Three ethnic, nationalist groups -- the most visible of the terrorist groups operating in this country -- are "fighting their war on U.S. soil," in the words of an FBI terrorism expert.
The three are a Puerto Rican group known as FALN, a group calling itself Croatian Freedom Fighters and an anti-Castro exile group known as Omega 7.
Of 52 domestic terrorist incidents in 1979, 30 were attributed to the FALN, FBI statistics show. Omega 7 was believed responsible for 10 others. f
"These three give us the most problems," FBI Director William H. Webster told reporters at a luncheon last week.
In many instances, the terrorists are waging a war for words, aiming their actions at publicity, as did the brief FALN seizures a month ago of the Carter-Mondale headquarters in Chicago and the George Bush campaign office in New York.

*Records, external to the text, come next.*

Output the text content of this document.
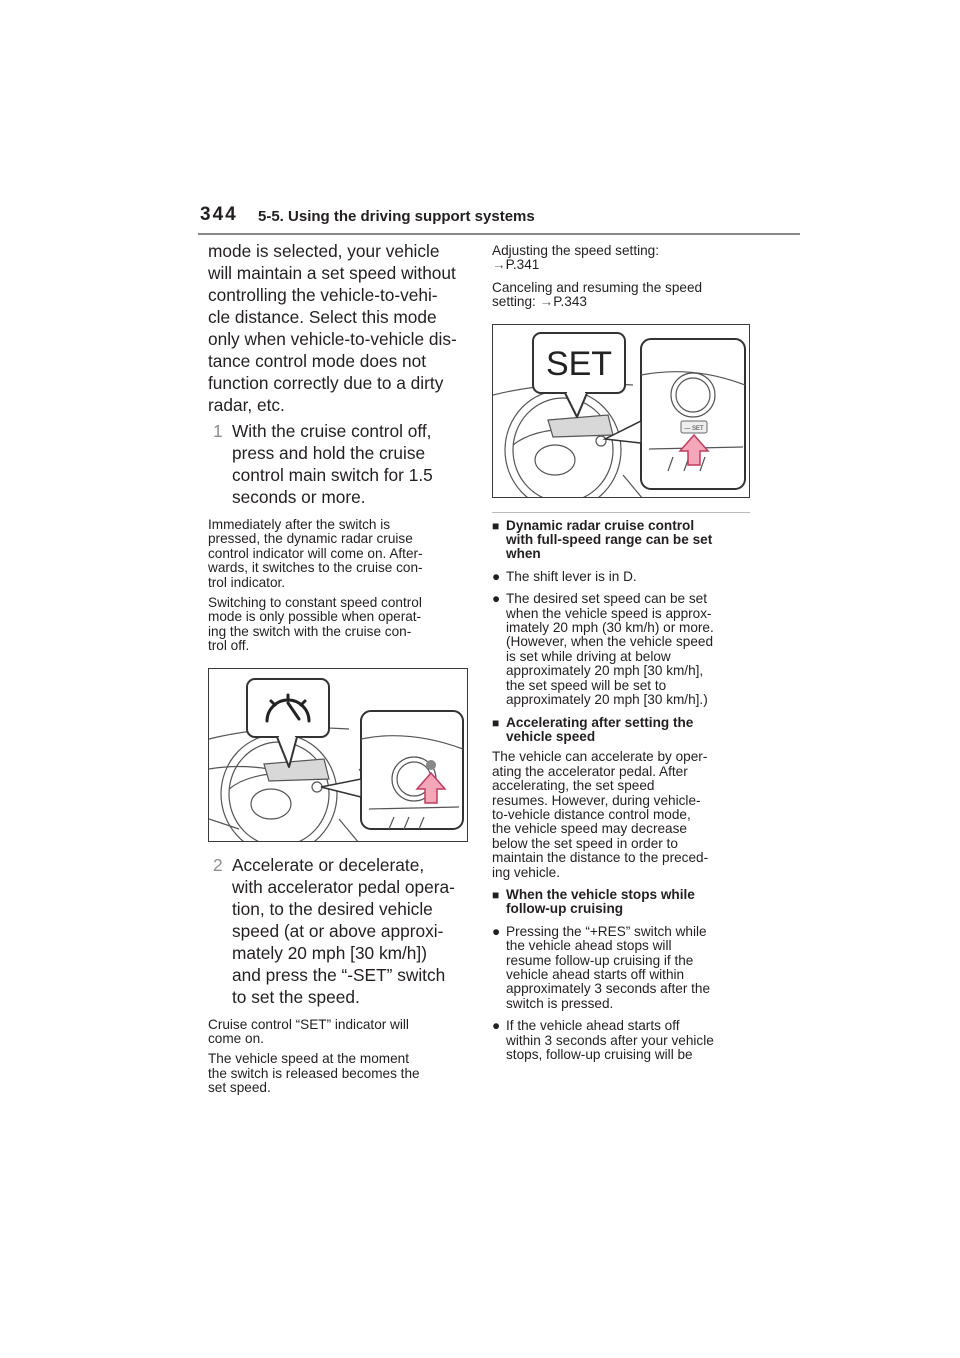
344 5-5. Using the driving support systems
mode is selected, your vehicle
will maintain a set speed without
controlling the vehicle-to-vehi-
cle distance. Select this mode
only when vehicle-to-vehicle dis-
tance control mode does not
function correctly due to a dirty
radar, etc.
1 With the cruise control off,
press and hold the cruise
control main switch for 1.5
seconds or more.
Immediately after the switch is
pressed, the dynamic radar cruise
control indicator will come on. After-
wards, it switches to the cruise con-
trol indicator.
Switching to constant speed control
mode is only possible when operat-
ing the switch with the cruise con-
trol off.
2 Accelerate or decelerate,
with accelerator pedal opera-
tion, to the desired vehicle
speed (at or above approxi-
mately 20 mph [30 km/h])
and press the “-SET” switch
to set the speed.
Cruise control “SET” indicator will
come on.
The vehicle speed at the moment
the switch is released becomes the
set speed.
Adjusting the speed setting:
→P.341
Canceling and resuming the speed
setting: →P.343
SET
— SET
■ Dynamic radar cruise control
with full-speed range can be set
when
● The shift lever is in D.
● The desired set speed can be set
when the vehicle speed is approx-
imately 20 mph (30 km/h) or more.
(However, when the vehicle speed
is set while driving at below
approximately 20 mph [30 km/h],
the set speed will be set to
approximately 20 mph [30 km/h].)
■ Accelerating after setting the
vehicle speed
The vehicle can accelerate by oper-
ating the accelerator pedal. After
accelerating, the set speed
resumes. However, during vehicle-
to-vehicle distance control mode,
the vehicle speed may decrease
below the set speed in order to
maintain the distance to the preced-
ing vehicle.
■ When the vehicle stops while
follow-up cruising
● Pressing the “+RES” switch while
the vehicle ahead stops will
resume follow-up cruising if the
vehicle ahead starts off within
approximately 3 seconds after the
switch is pressed.
● If the vehicle ahead starts off
within 3 seconds after your vehicle
stops, follow-up cruising will be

But federal officials are concerned that the battle could escalate, with bloody consequences.
Webster noted recent killings by other Puerto Rican independence groups in San Juan the first instance of political assassinations in the United States, its commonwealths or territories since the 1976 murder of former Chilean ambassador Orlando Letelier in Washington.
The FBI director said recent events "suggest the development of a serious capacity inside this country" for similar assassinations. When police in Evanstan, Ill., arrested 11 alleged FALN members this month, the resultant searches turned up caches of arms and explosives, maps of national political convention sites and files on 50 corporate executives.
The April 4 roundup "probably represents the hard core of the FALN," Webster said in the meeting last week.
But while the arrests focused attention on the Puerto Rican groups, the FBI also has become increasingly concerned with the violent activity of the anti-Castro Cubans. There is an irony in this federal attention, because many of the Cubans got their explosives and weaponry training from the Central Intelligence Agency in the early 1960s.
The militant U.S. policy against Castro has changed since then, but the Cuban exiles have not. "We put the fathers in jail and the sons take their place," an FBIterrorism specialist said. "They have a cause."
Typically, the terrorist groups use violence to force attention to their causes, though it is FBI policy not to yield to terrorist demands. In mid-March the Croatian Freedom Fighters claimed responsibility for the bombing of a bank in New York City, and demanded immediate publicity for their call for an independent Croatia and a stop to U.S. financial and military aid to Yugoslavia.
But groups representing separate Serbian and Croatian terrorist factions have in the past sought to advance their cause through assassination and random bombings, a matter of concern to FBI experts.
Present FBI guidelines for use of informants and intrusive surveillance techniques are adequate to deal with terrorist groups now operating in the United States, in Webster's opinion. About a dozen groups and 50 individuals are now targets of such domestic security investigations, he said.
Roger Young, the FBI's chief spokesman, who a few years ago coordinated the search for Carlos Torres, one of the alleged FALN members arrested in Evanston, said the main problem tracking such groups is that they are small and, with the help of sympathizers, blend into the communities where they live.
Young noted, for instance, that the FBI was chasing FALN -- for Armed Forces of National Liberation -- for some time after a bomb killed four persons at historic Fraunces Tavern near New York's Wall Street in 1975 without knowing who the suspects were. Torres was first identified after a Chicago burglar was arrested for selling dynamite he'd stolen from Torres' apartment in 1976.
The FALN arrests this month also were the result of a lucky break -- police were tipped by a suspicious neighbor. "The strongest weapon we have going for us today in fighting terrorism is the alertness of the local populace and police," Young said.
He also emphasized that in its efforts to stamp out terrorism the FBI isn't trying to muzzle political dissent. "We're interested in solving bombings and preventing murders," he said. "We're not trying to destroy the Puerto Rican independence movement or any other political cause. We only go after someone when they turn to violence."